Episode four is an absolute riot. It acts as a bottle episode to tell the origin of the rivalry between the Monkey King and the Bull Demon. It is shot and performed in an extremely silly sitcom style, where a Heavenly Realm office party goes terribly wrong and comes complete with its own funky theme song (“He’s just a monkey looking for a bash. Tonight he’ll get funky, time to make a splash”). The assortment of gods’ interactions are hilarious and petty; the series’ best line must go to Hong, who in this episode plays the Jade Emperor as an obnoxious boss and gets on stage to say: “I want to say something to my wife … I never loved you.”
Unfortunately, every other trip to the Heavenly Realm is a snooze. The CGI is laptop-screensaver level and the fight sequences feel featherlight and inconsequential. The stakes are too nebulous and it is near impossible to care much about the outcome of an uprising that is spoken about but never really depicted. Some of the mythical creatures’ appearances resemble cheap Halloween masks, particularly the Bull Demon’s true face, which is jarringly unconvincing and works only in the camp fun of episode four.
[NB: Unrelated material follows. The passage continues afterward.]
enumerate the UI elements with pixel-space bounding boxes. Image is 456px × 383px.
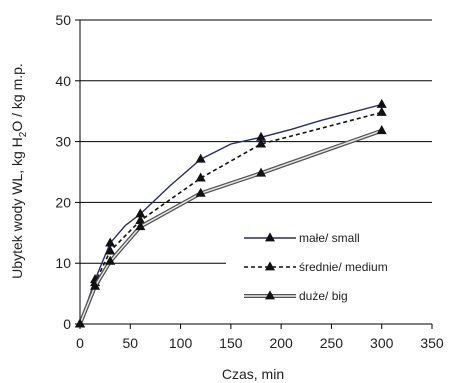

In its final act, the different threads of the narrative are braided together effectively, but culminate in the sort of unimaginative superheroes-blasting-stuff-at-each-other that ends most Marvel films and is less thrilling than the riveting quest for Jin to join and be accepted by his high school soccer team. It is no chore to sit through the eight 30-minute episodes, which zip along with energy and pizzazz. But what is most exciting is considering all the fantastic films, shows and performances that Liu and Wang are sure to have ahead of them.